After V-J day wehad men from Japan.I shall never forget their poor condition and anxiety. They were relieved to be back in england, and brave.
The nurse that i worked with , "Button", we called her,recieved about one post card every six months or more, from her husband who was a P.O.W of the Japanese. It was only a printed with his name and "Iam well" on it, but she treasured it, to know he was still alive. When these irregular postcards arrived, Button ad to take some time off, it was such an emotional thing.He did come back-they had 3 sons evntually after moving to london.He told her, when he'd got home, that he had sold his wedding ring to one of the Japanise guards for a bunch of bananas.He knew she would understand.She had a dress made to celibrate his name-coming, though it was difficult to find the material. I remember that it had a great big bow on the back.It was her way to celebrate.
During the war i lived at home with my parents. My brother was in the middl-east. My fiance was a 'dessert rat' with the 8th army untoil he reached Florence Italy. My mother was a deeply christian person without making a to-do about it, but when she went to church while my brother was away, she could not sing one note of the hymns.She recovered her singing voice when he returned. Our church, Turret green on silent street,was bombed one night.Iwent to sunday school and bible class ther; i was baptised and married there, took my children to be dedicated there.

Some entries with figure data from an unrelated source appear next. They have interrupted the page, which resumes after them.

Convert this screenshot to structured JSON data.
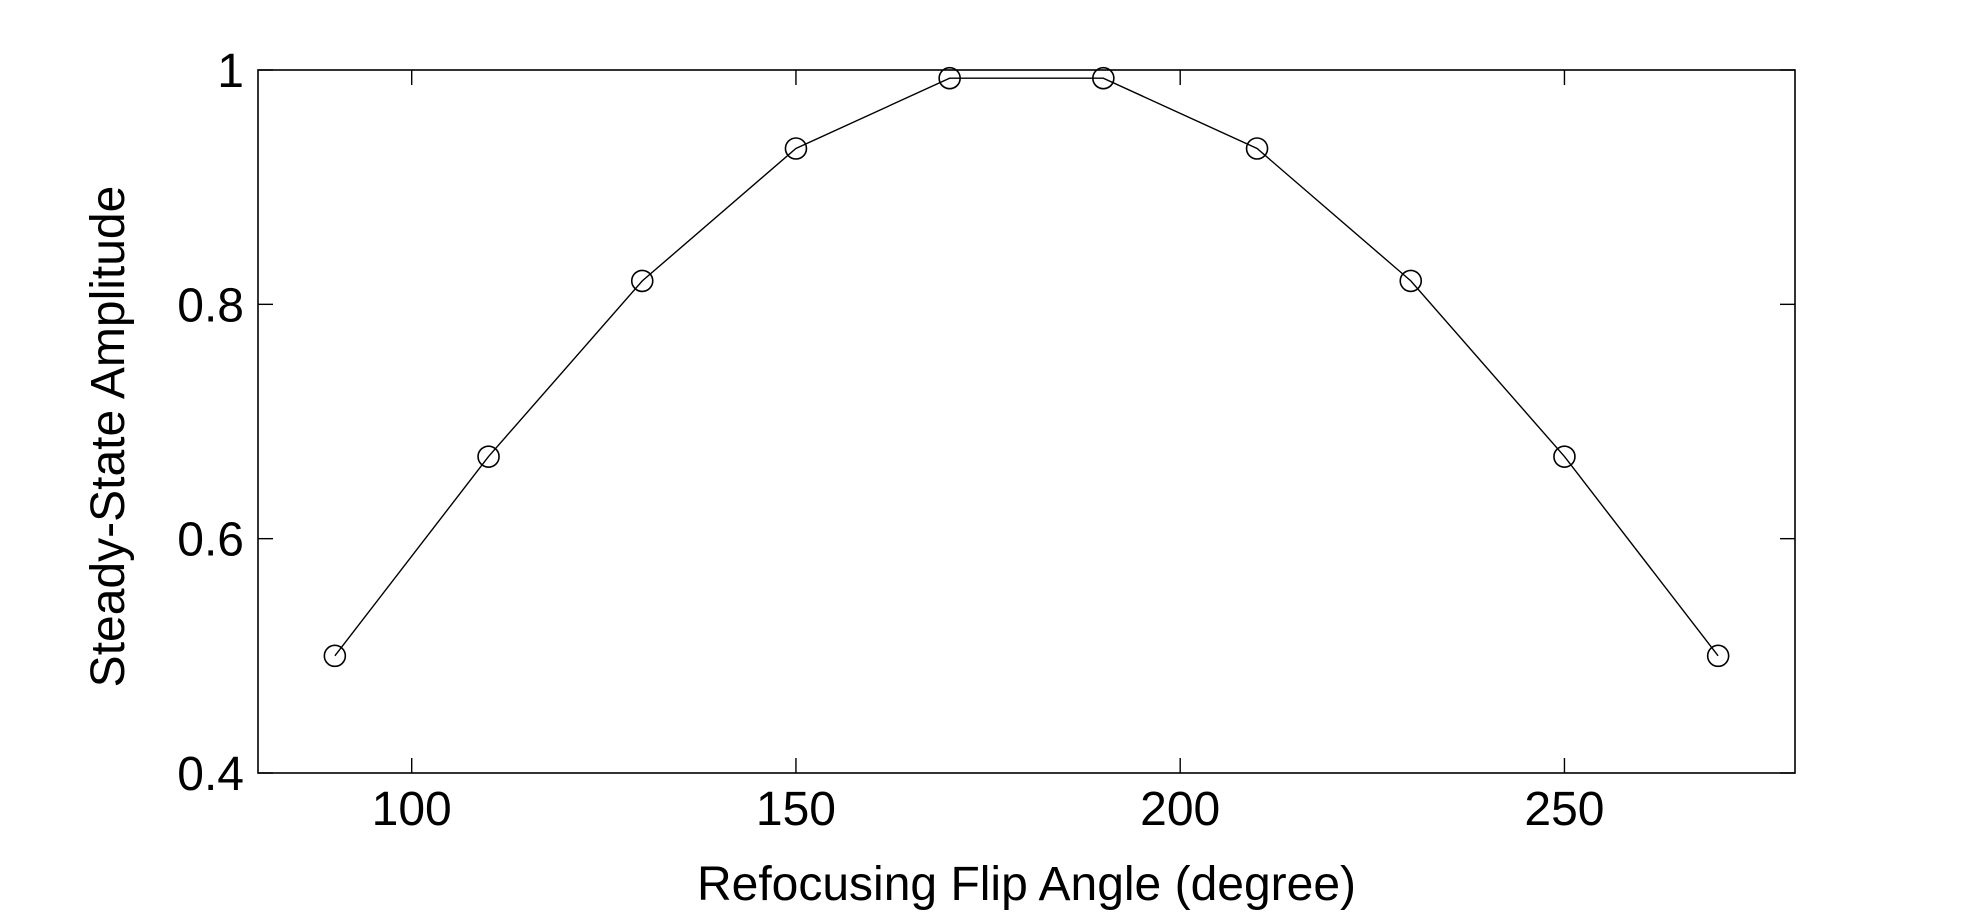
{
  "chart_data": {
    "type": "line",
    "title": "",
    "xlabel": "Refocusing Flip Angle (degree)",
    "ylabel": "Steady-State Amplitude",
    "xlim": [
      80,
      280
    ],
    "ylim": [
      0.4,
      1.0
    ],
    "xticks": [
      100,
      150,
      200,
      250
    ],
    "xtick_labels": [
      "100",
      "150",
      "200",
      "250"
    ],
    "yticks": [
      0.4,
      0.6,
      0.8,
      1.0
    ],
    "ytick_labels": [
      "0.4",
      "0.6",
      "0.8",
      "1"
    ],
    "grid": false,
    "legend": "none",
    "marker": "open-circle",
    "line_color": "#000000",
    "series": [
      {
        "x": [
          90,
          110,
          130,
          150,
          170,
          190,
          210,
          230,
          250,
          270
        ],
        "y": [
          0.5,
          0.67,
          0.82,
          0.933,
          0.993,
          0.993,
          0.933,
          0.82,
          0.67,
          0.5
        ]
      }
    ]
  }
}
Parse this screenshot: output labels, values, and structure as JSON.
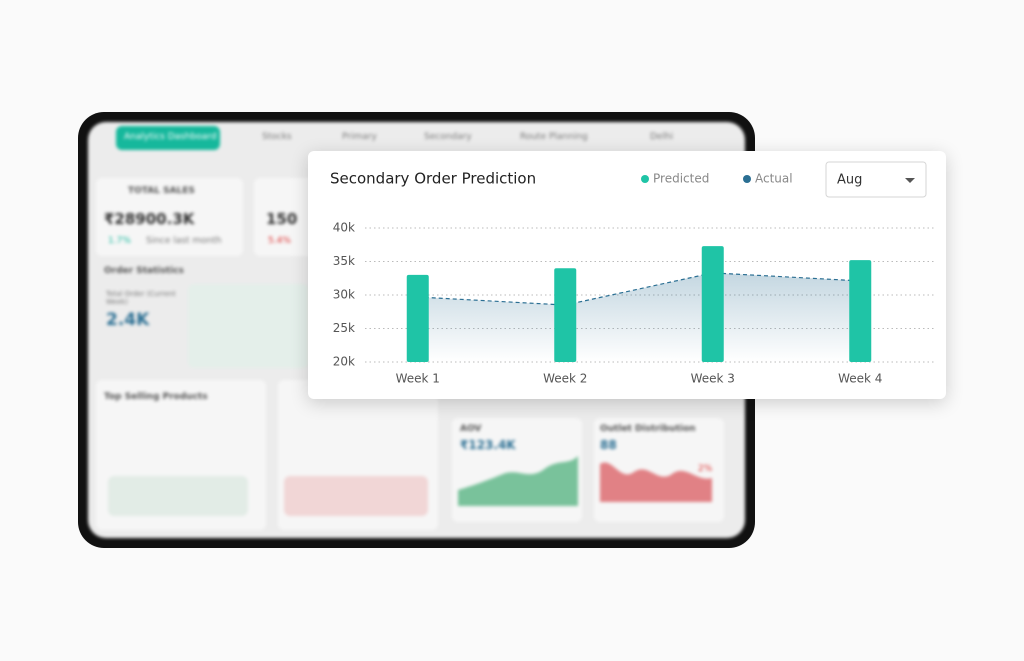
{
  "dashboard": {
    "nav": [
      "Analytics Dashboard",
      "Stocks",
      "Primary",
      "Secondary",
      "Route Planning",
      "Delhi"
    ],
    "total_sales": {
      "title": "TOTAL SALES",
      "value": "₹28900.3K",
      "change": "1.7%",
      "note": "Since last month"
    },
    "total_orders": {
      "value": "150",
      "change": "5.4%"
    },
    "order_statistics": {
      "title": "Order Statistics",
      "label": "Total Order (Current Week)",
      "value": "2.4K"
    },
    "top_selling": {
      "title": "Top Selling Products"
    },
    "aov": {
      "title": "AOV",
      "value": "₹123.4K"
    },
    "outlet": {
      "title": "Outlet Distribution",
      "value": "88",
      "change": "2%"
    }
  },
  "chart_data": {
    "type": "bar-line",
    "title": "Secondary Order Prediction",
    "categories": [
      "Week 1",
      "Week 2",
      "Week 3",
      "Week 4"
    ],
    "series": [
      {
        "name": "Predicted",
        "color": "#1fc4a6",
        "type": "bar",
        "values": [
          33,
          34,
          37.3,
          35.2
        ]
      },
      {
        "name": "Actual",
        "color": "#2b6f93",
        "type": "line",
        "values": [
          29.7,
          28.5,
          33.3,
          32.1
        ]
      }
    ],
    "ylim": [
      20,
      40
    ],
    "yticks": [
      {
        "value": 20,
        "label": "20k"
      },
      {
        "value": 25,
        "label": "25k"
      },
      {
        "value": 30,
        "label": "30k"
      },
      {
        "value": 35,
        "label": "35k"
      },
      {
        "value": 40,
        "label": "40k"
      }
    ],
    "grid": true,
    "selector": "Aug"
  }
}
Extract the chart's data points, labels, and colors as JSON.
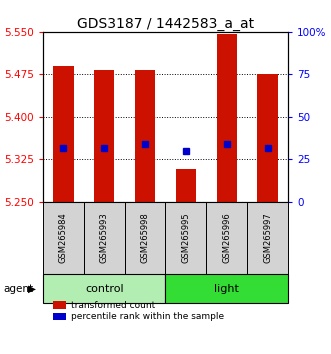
{
  "title": "GDS3187 / 1442583_a_at",
  "samples": [
    "GSM265984",
    "GSM265993",
    "GSM265998",
    "GSM265995",
    "GSM265996",
    "GSM265997"
  ],
  "group_spans": [
    {
      "label": "control",
      "start": 0,
      "end": 2,
      "color": "#B2EEB2"
    },
    {
      "label": "light",
      "start": 3,
      "end": 5,
      "color": "#33DD33"
    }
  ],
  "bar_tops": [
    5.49,
    5.483,
    5.483,
    5.308,
    5.547,
    5.475
  ],
  "bar_bottom": 5.25,
  "blue_dots": [
    5.345,
    5.345,
    5.352,
    5.34,
    5.352,
    5.345
  ],
  "ylim_left": [
    5.25,
    5.55
  ],
  "yticks_left": [
    5.25,
    5.325,
    5.4,
    5.475,
    5.55
  ],
  "ylim_right": [
    0,
    100
  ],
  "yticks_right": [
    0,
    25,
    50,
    75,
    100
  ],
  "bar_color": "#CC1100",
  "dot_color": "#0000CC",
  "bar_width": 0.5,
  "legend_items": [
    "transformed count",
    "percentile rank within the sample"
  ],
  "legend_colors": [
    "#CC1100",
    "#0000CC"
  ],
  "agent_label": "agent",
  "title_fontsize": 10,
  "tick_fontsize": 7.5,
  "sample_fontsize": 6,
  "group_fontsize": 8,
  "legend_fontsize": 6.5
}
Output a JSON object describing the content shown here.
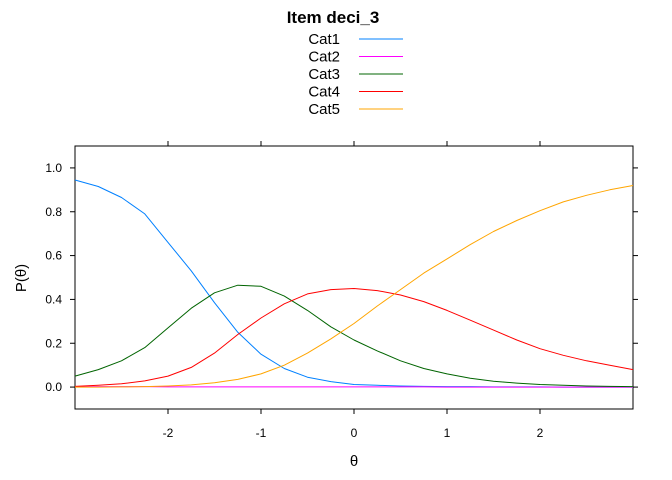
{
  "chart_data": {
    "type": "line",
    "title": "Item deci_3",
    "xlabel": "θ",
    "ylabel": "P(θ)",
    "xlim": [
      -3,
      3
    ],
    "ylim": [
      -0.1,
      1.1
    ],
    "xticks": [
      -2,
      -1,
      0,
      1,
      2
    ],
    "xtick_labels": [
      "-2",
      "-1",
      "0",
      "1",
      "2"
    ],
    "yticks": [
      0,
      0.2,
      0.4,
      0.6,
      0.8,
      1.0
    ],
    "ytick_labels": [
      "0.0",
      "0.2",
      "0.4",
      "0.6",
      "0.8",
      "1.0"
    ],
    "legend_position": "top",
    "grid": false,
    "x": [
      -3.0,
      -2.75,
      -2.5,
      -2.25,
      -2.0,
      -1.75,
      -1.5,
      -1.25,
      -1.0,
      -0.75,
      -0.5,
      -0.25,
      0.0,
      0.25,
      0.5,
      0.75,
      1.0,
      1.25,
      1.5,
      1.75,
      2.0,
      2.25,
      2.5,
      2.75,
      3.0
    ],
    "series": [
      {
        "name": "Cat1",
        "color": "#0080FF",
        "values": [
          0.945,
          0.915,
          0.865,
          0.79,
          0.66,
          0.53,
          0.385,
          0.25,
          0.15,
          0.085,
          0.045,
          0.025,
          0.012,
          0.008,
          0.005,
          0.003,
          0.002,
          0.002,
          0.001,
          0.001,
          0.001,
          0.0,
          0.0,
          0.0,
          0.0
        ]
      },
      {
        "name": "Cat2",
        "color": "#FF00FF",
        "values": [
          0.002,
          0.002,
          0.002,
          0.002,
          0.001,
          0.001,
          0.001,
          0.001,
          0.001,
          0.001,
          0.001,
          0.001,
          0.001,
          0.001,
          0.001,
          0.001,
          0.0,
          0.0,
          0.0,
          0.0,
          0.0,
          0.0,
          0.0,
          0.0,
          0.0
        ]
      },
      {
        "name": "Cat3",
        "color": "#006400",
        "values": [
          0.05,
          0.08,
          0.12,
          0.18,
          0.27,
          0.36,
          0.43,
          0.465,
          0.46,
          0.415,
          0.35,
          0.275,
          0.215,
          0.165,
          0.12,
          0.085,
          0.06,
          0.04,
          0.027,
          0.018,
          0.012,
          0.008,
          0.005,
          0.003,
          0.002
        ]
      },
      {
        "name": "Cat4",
        "color": "#FF0000",
        "values": [
          0.003,
          0.008,
          0.015,
          0.028,
          0.05,
          0.09,
          0.155,
          0.24,
          0.315,
          0.38,
          0.425,
          0.445,
          0.45,
          0.44,
          0.42,
          0.39,
          0.35,
          0.305,
          0.26,
          0.215,
          0.175,
          0.145,
          0.12,
          0.1,
          0.08
        ]
      },
      {
        "name": "Cat5",
        "color": "#FFA500",
        "values": [
          0.0,
          0.0,
          0.001,
          0.002,
          0.005,
          0.01,
          0.02,
          0.035,
          0.06,
          0.1,
          0.155,
          0.22,
          0.29,
          0.37,
          0.445,
          0.52,
          0.585,
          0.65,
          0.71,
          0.76,
          0.805,
          0.845,
          0.875,
          0.9,
          0.92
        ]
      }
    ]
  }
}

A landmine came down in cemetary road in ipswich but only partly exploded and damaged many houses. Our house in Hervey Street had the windows blown in and the roof badly damaged. My dad was Sewer Foreman and had to go with his white helmet each time there was a bomb. We watched planes caught in search lights at night from the hospital, the hospital was surrounded with barrage balloons.
There was always a friendly and helful atmosphere amongst people. We shared everything, whatever we had. I remember one friend who offered to make a Christmas pudding for another if the lucky person could provide enough lard to grease the bowl. When Prime Minister Churchill gave a speech on the radio we were all greatly inspired and encouraged. What a relief when the war ended and we could put the lights on in the houses and streets. Some of the boys came home. We lost many friends. My family were fortunate that my brother and my finace came home safely. We were married in 1946.